Díaz salue l'arrêt de la CJUE sur le salaire minimum, le qualifiant de « vital pour l'Europe »

MADRID, 11 novembre (EUROPA PRESS) –

La deuxième vice-présidente et ministre du Travail et de l'Économie sociale, Yolanda Díaz, a salué l'arrêt de la Cour de justice de l'Union européenne (CJUE) annulant les éléments clés de la nouvelle directive sur le salaire minimum.

« Le fait que cette directive soit validée aujourd'hui est vital pour l'Europe », a-t-il déclaré depuis la Californie (Etats-Unis), où il a tenu des réunions avec plusieurs syndicats, comme celui des salariés de Starbucks.

« Vous pensez que le salaire minimum est l'outil le plus efficace pour lutter contre la pauvreté des travailleurs dans le monde, mais de manière très unique en Europe », a déclaré le chef du Parti travailliste, faisant allusion à l'existence de 25% de relations de travail précaires sur le continent.

Il a également profité de l'occasion pour rappeler que le salaire minimum espagnol « est aujourd'hui une référence dans le monde » saluée positivement par des organisations internationales telles que le Fonds monétaire international (FMI) ou l'OCDE.
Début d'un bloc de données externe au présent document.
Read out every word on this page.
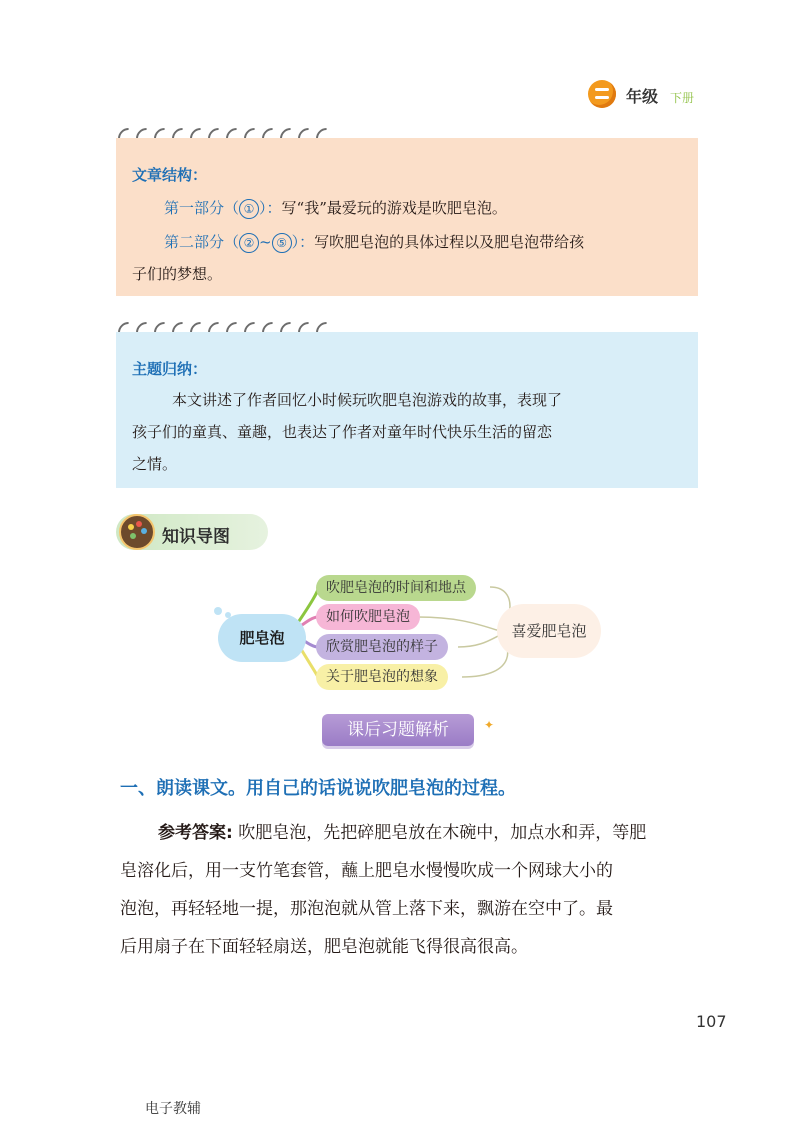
年级 下册
文章结构：
第一部分（ ① ）：写“我”最爱玩的游戏是吹肥皂泡。
第二部分（ ② ~ ⑤ ）：写吹肥皂泡的具体过程以及肥皂泡带给孩
子们的梦想。
主题归纳：
本文讲述了作者回忆小时候玩吹肥皂泡游戏的故事，表现了
孩子们的童真、童趣，也表达了作者对童年时代快乐生活的留恋
之情。
知识导图
肥皂泡
吹肥皂泡的时间和地点
如何吹肥皂泡
欣赏肥皂泡的样子
关于肥皂泡的想象
喜爱肥皂泡
课后习题解析	✦
一、朗读课文。用自己的话说说吹肥皂泡的过程。
参考答案: 吹肥皂泡，先把碎肥皂放在木碗中，加点水和弄，等肥
皂溶化后，用一支竹笔套管，蘸上肥皂水慢慢吹成一个网球大小的
泡泡，再轻轻地一提，那泡泡就从管上落下来，飘游在空中了。最
后用扇子在下面轻轻扇送，肥皂泡就能飞得很高很高。
107
电子教辅
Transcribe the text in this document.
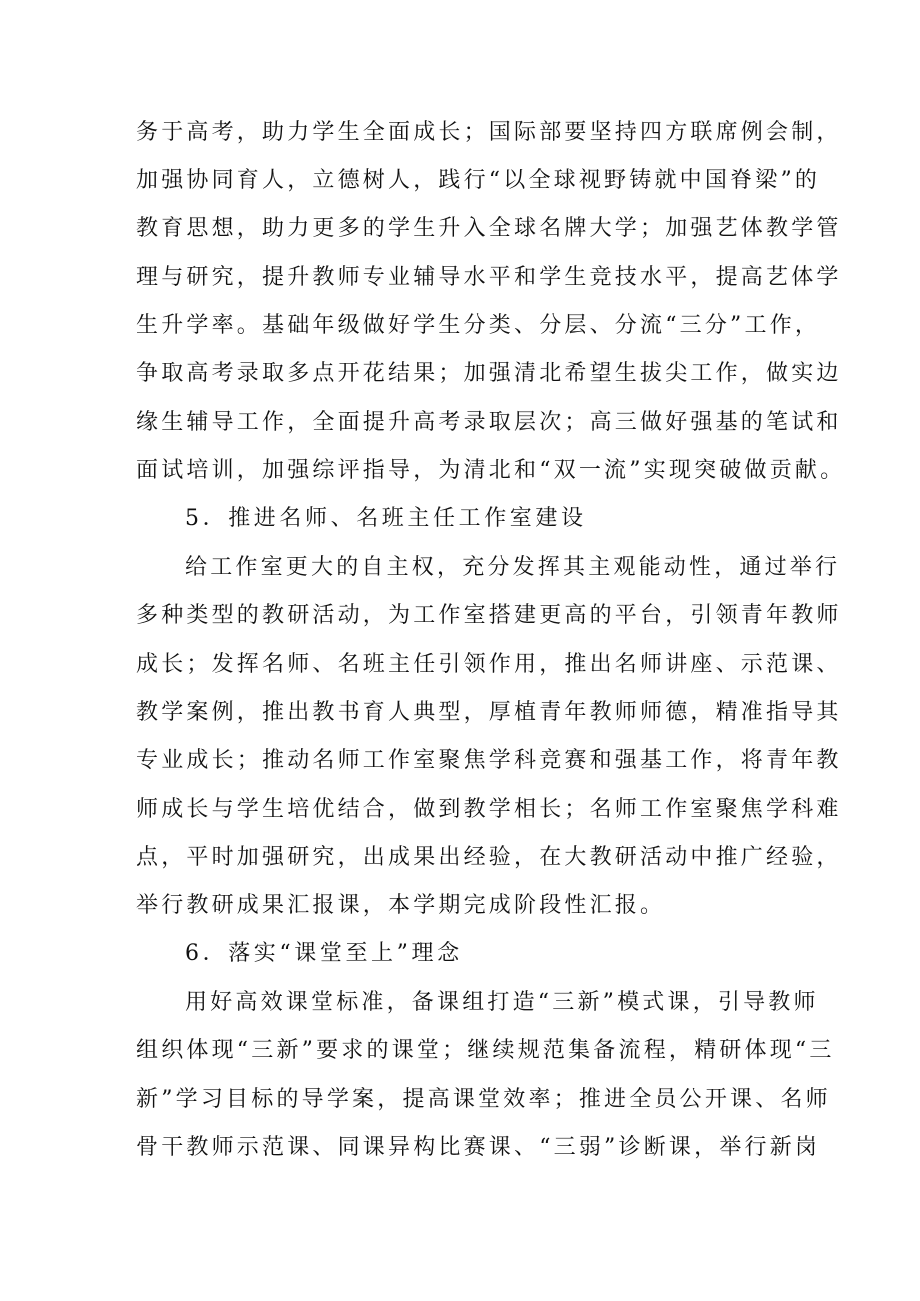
务于高考，助力学生全面成长；国际部要坚持四方联席例会制，
加强协同育人，立德树人，践行“以全球视野铸就中国脊梁”的
教育思想，助力更多的学生升入全球名牌大学；加强艺体教学管
理与研究，提升教师专业辅导水平和学生竞技水平，提高艺体学
生升学率。基础年级做好学生分类、分层、分流“三分”工作，
争取高考录取多点开花结果；加强清北希望生拔尖工作，做实边
缘生辅导工作，全面提升高考录取层次；高三做好强基的笔试和
面试培训，加强综评指导，为清北和“双一流”实现突破做贡献。
5．推进名师、名班主任工作室建设
给工作室更大的自主权，充分发挥其主观能动性，通过举行
多种类型的教研活动，为工作室搭建更高的平台，引领青年教师
成长；发挥名师、名班主任引领作用，推出名师讲座、示范课、
教学案例，推出教书育人典型，厚植青年教师师德，精准指导其
专业成长；推动名师工作室聚焦学科竞赛和强基工作，将青年教
师成长与学生培优结合，做到教学相长；名师工作室聚焦学科难
点，平时加强研究，出成果出经验，在大教研活动中推广经验，
举行教研成果汇报课，本学期完成阶段性汇报。
6．落实“课堂至上”理念
用好高效课堂标准，备课组打造“三新”模式课，引导教师
组织体现“三新”要求的课堂；继续规范集备流程，精研体现“三
新”学习目标的导学案，提高课堂效率；推进全员公开课、名师
骨干教师示范课、同课异构比赛课、“三弱”诊断课，举行新岗
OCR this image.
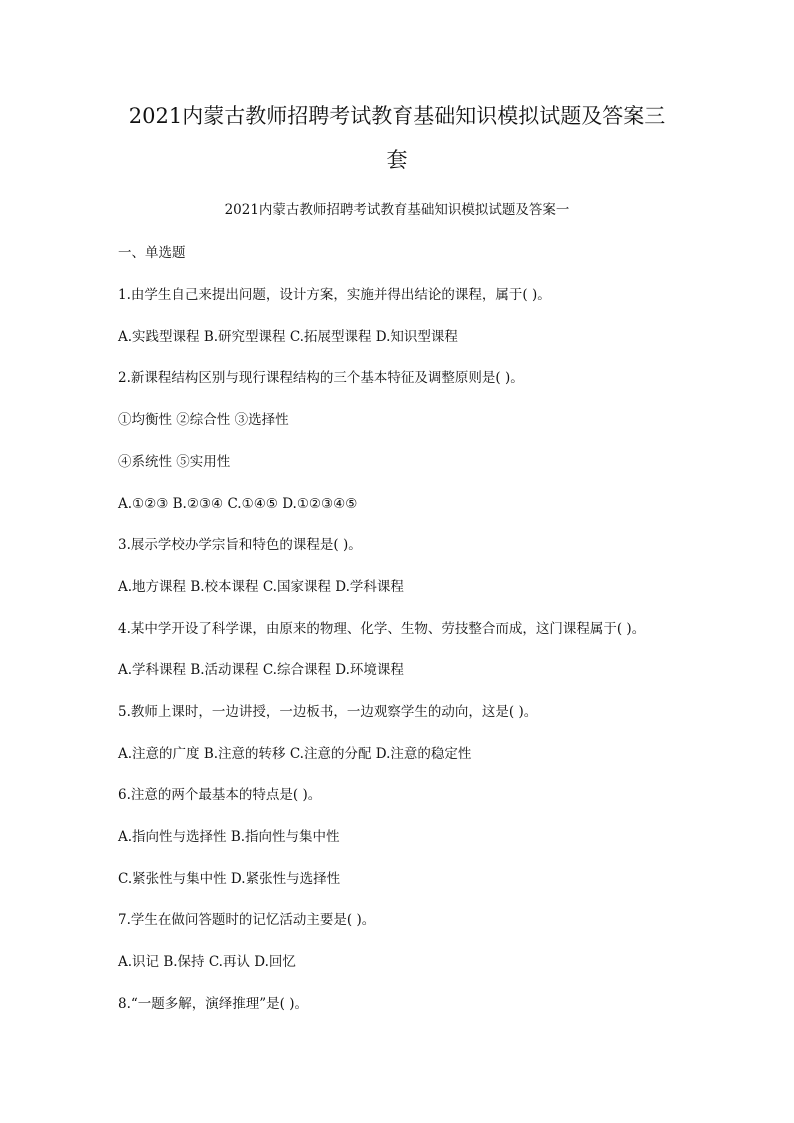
2021内蒙古教师招聘考试教育基础知识模拟试题及答案三
套
2021内蒙古教师招聘考试教育基础知识模拟试题及答案一
一、单选题
1.由学生自己来提出问题，设计方案，实施并得出结论的课程，属于( )。
A.实践型课程 B.研究型课程 C.拓展型课程 D.知识型课程
2.新课程结构区别与现行课程结构的三个基本特征及调整原则是( )。
①均衡性 ②综合性 ③选择性
④系统性 ⑤实用性
A.①②③ B.②③④ C.①④⑤ D.①②③④⑤
3.展示学校办学宗旨和特色的课程是( )。
A.地方课程 B.校本课程 C.国家课程 D.学科课程
4.某中学开设了科学课，由原来的物理、化学、生物、劳技整合而成，这门课程属于( )。
A.学科课程 B.活动课程 C.综合课程 D.环境课程
5.教师上课时，一边讲授，一边板书，一边观察学生的动向，这是( )。
A.注意的广度 B.注意的转移 C.注意的分配 D.注意的稳定性
6.注意的两个最基本的特点是( )。
A.指向性与选择性 B.指向性与集中性
C.紧张性与集中性 D.紧张性与选择性
7.学生在做问答题时的记忆活动主要是( )。
A.识记 B.保持 C.再认 D.回忆
8.“一题多解，演绎推理”是( )。
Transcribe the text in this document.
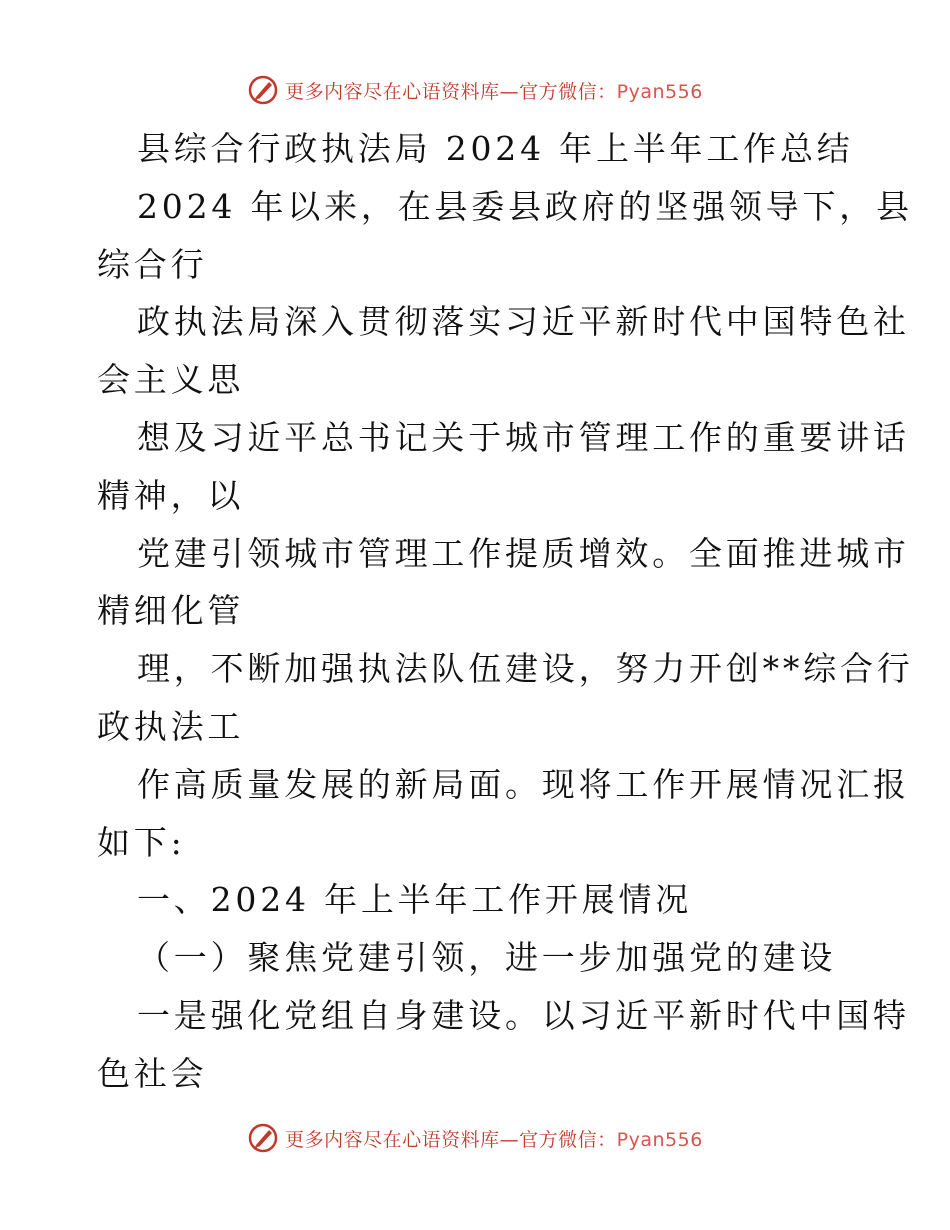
更多内容尽在心语资料库—官方微信：Pyan556
县综合行政执法局 2024 年上半年工作总结
2024 年以来，在县委县政府的坚强领导下，县
综合行
政执法局深入贯彻落实习近平新时代中国特色社
会主义思
想及习近平总书记关于城市管理工作的重要讲话
精神，以
党建引领城市管理工作提质增效。全面推进城市
精细化管
理，不断加强执法队伍建设，努力开创**综合行
政执法工
作高质量发展的新局面。现将工作开展情况汇报
如下:
一、2024 年上半年工作开展情况
（一）聚焦党建引领，进一步加强党的建设
一是强化党组自身建设。以习近平新时代中国特
色社会
更多内容尽在心语资料库—官方微信：Pyan556
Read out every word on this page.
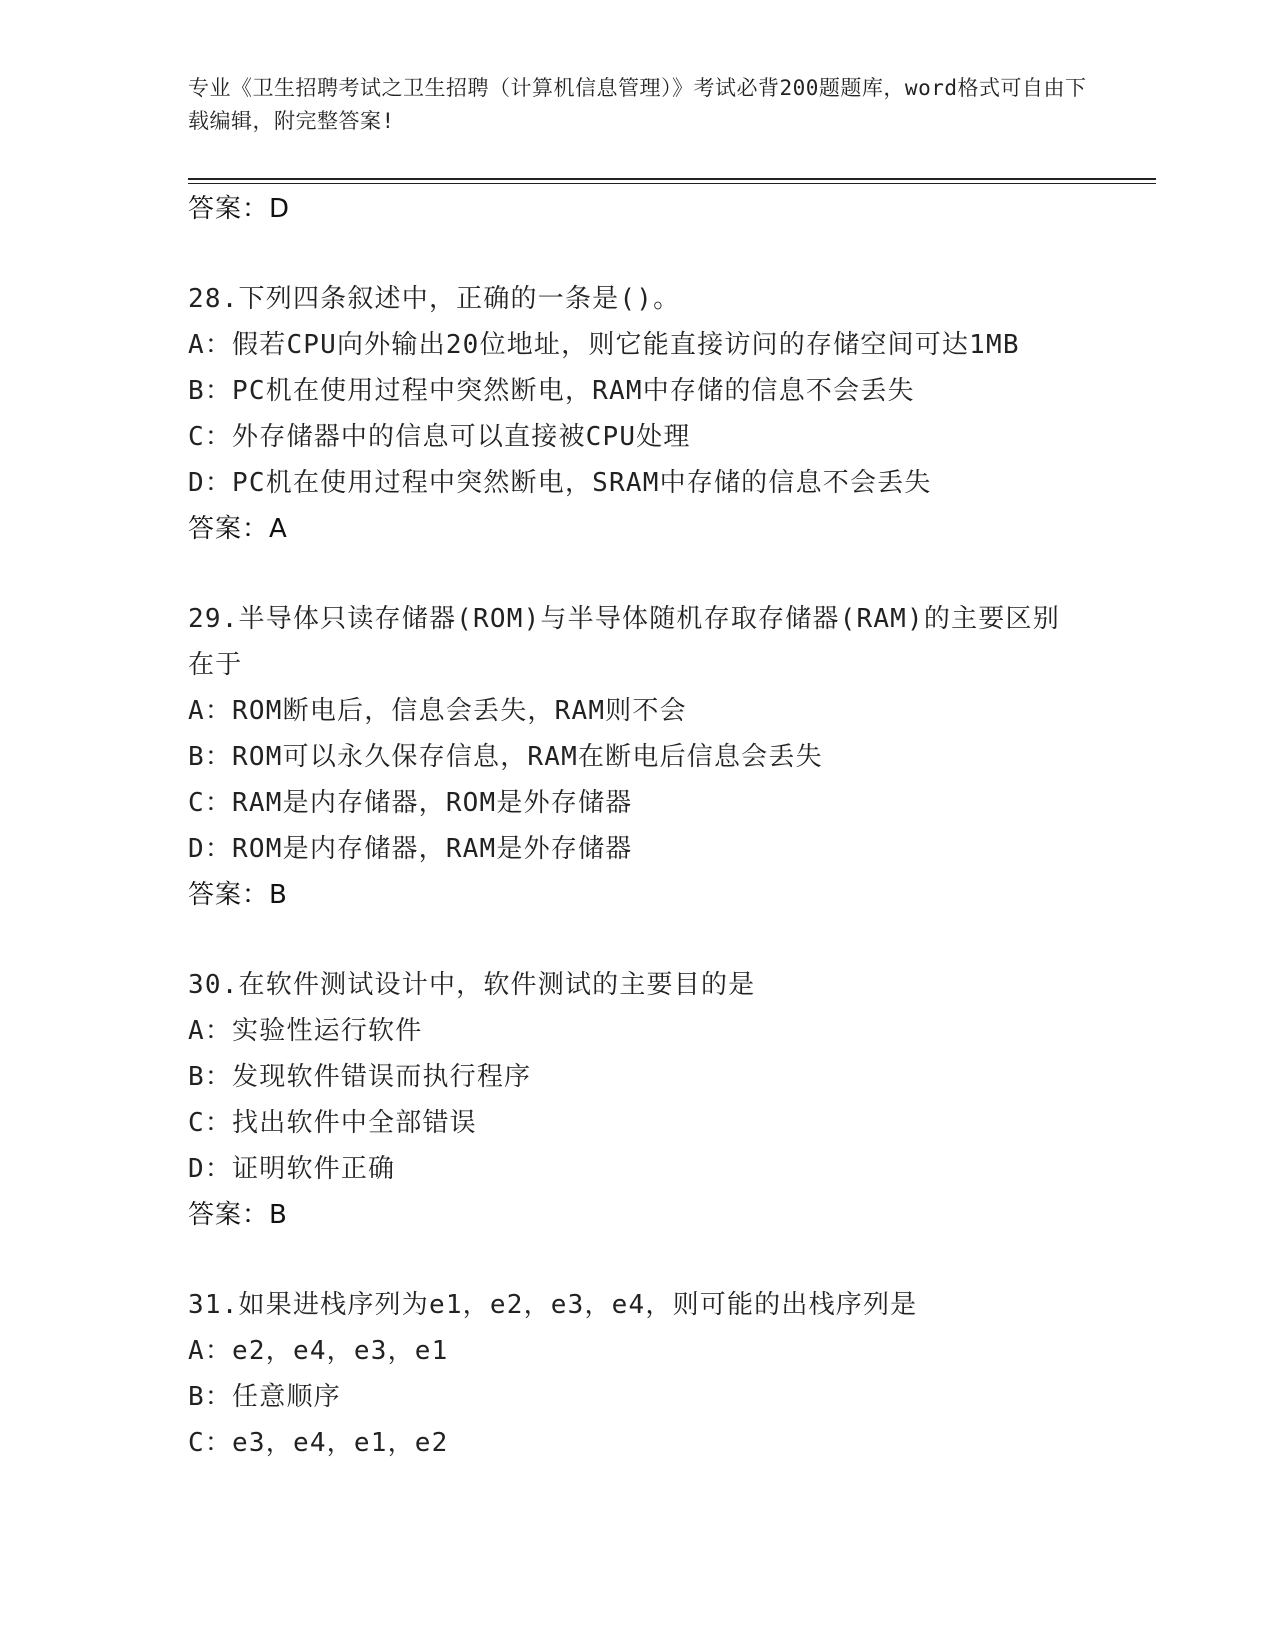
专业《卫生招聘考试之卫生招聘（计算机信息管理）》考试必背200题题库，word格式可自由下载编辑，附完整答案!
答案：D
28.下列四条叙述中，正确的一条是()。
A：假若CPU向外输出20位地址，则它能直接访问的存储空间可达1MB
B：PC机在使用过程中突然断电，RAM中存储的信息不会丢失
C：外存储器中的信息可以直接被CPU处理
D：PC机在使用过程中突然断电，SRAM中存储的信息不会丢失
答案：A
29.半导体只读存储器(ROM)与半导体随机存取存储器(RAM)的主要区别在于
A：ROM断电后，信息会丢失，RAM则不会
B：ROM可以永久保存信息，RAM在断电后信息会丢失
C：RAM是内存储器，ROM是外存储器
D：ROM是内存储器，RAM是外存储器
答案：B
30.在软件测试设计中，软件测试的主要目的是
A：实验性运行软件
B：发现软件错误而执行程序
C：找出软件中全部错误
D：证明软件正确
答案：B
31.如果进栈序列为e1，e2，e3，e4，则可能的出栈序列是
A：e2，e4，e3，e1
B：任意顺序
C：e3，e4，e1，e2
De cette manière, protéger davantage et avoir des normes minimales « est la clé de la croissance de l'économie », c'est pourquoi, selon Díaz, le salaire minimum et la réforme du travail expliquent pourquoi l'Espagne « croît plus que n'importe quel autre pays de l'OCDE aujourd'hui ».

RÉUNIONS AUX ÉTATS-UNIS

La deuxième vice-présidente du gouvernement a profité de sa visite aux États-Unis pour rencontrer les syndicats de scénaristes avant d'achever la réforme complète du soi-disant Statut de l'Artiste, une norme sur laquelle son département travaille depuis « plus d'un an grâce au dialogue social ».

Concernant cette règle, Díaz a justifié qu'« il n'est pas défendable qu'au XXIe siècle nous travaillions comme à l'époque de mon père » et que l'utilisation de l'intelligence artificielle sert à réduire les charges de travail, mais, en même temps, elle crée un écart d'inégalité en termes de concurrence entre les entreprises européennes et espagnoles et américaines.

C'est pour cette raison qu'il a été annoncé que le ministère du Travail travaillerait à la formalisation d'un mémorandum en collaboration avec le gouverneur de Californie. En outre, ils dessineront également « un nouveau réseau » dans lequel l'organisation syndicale autour d'outils technologiques tels que l'intelligence artificielle est essentielle.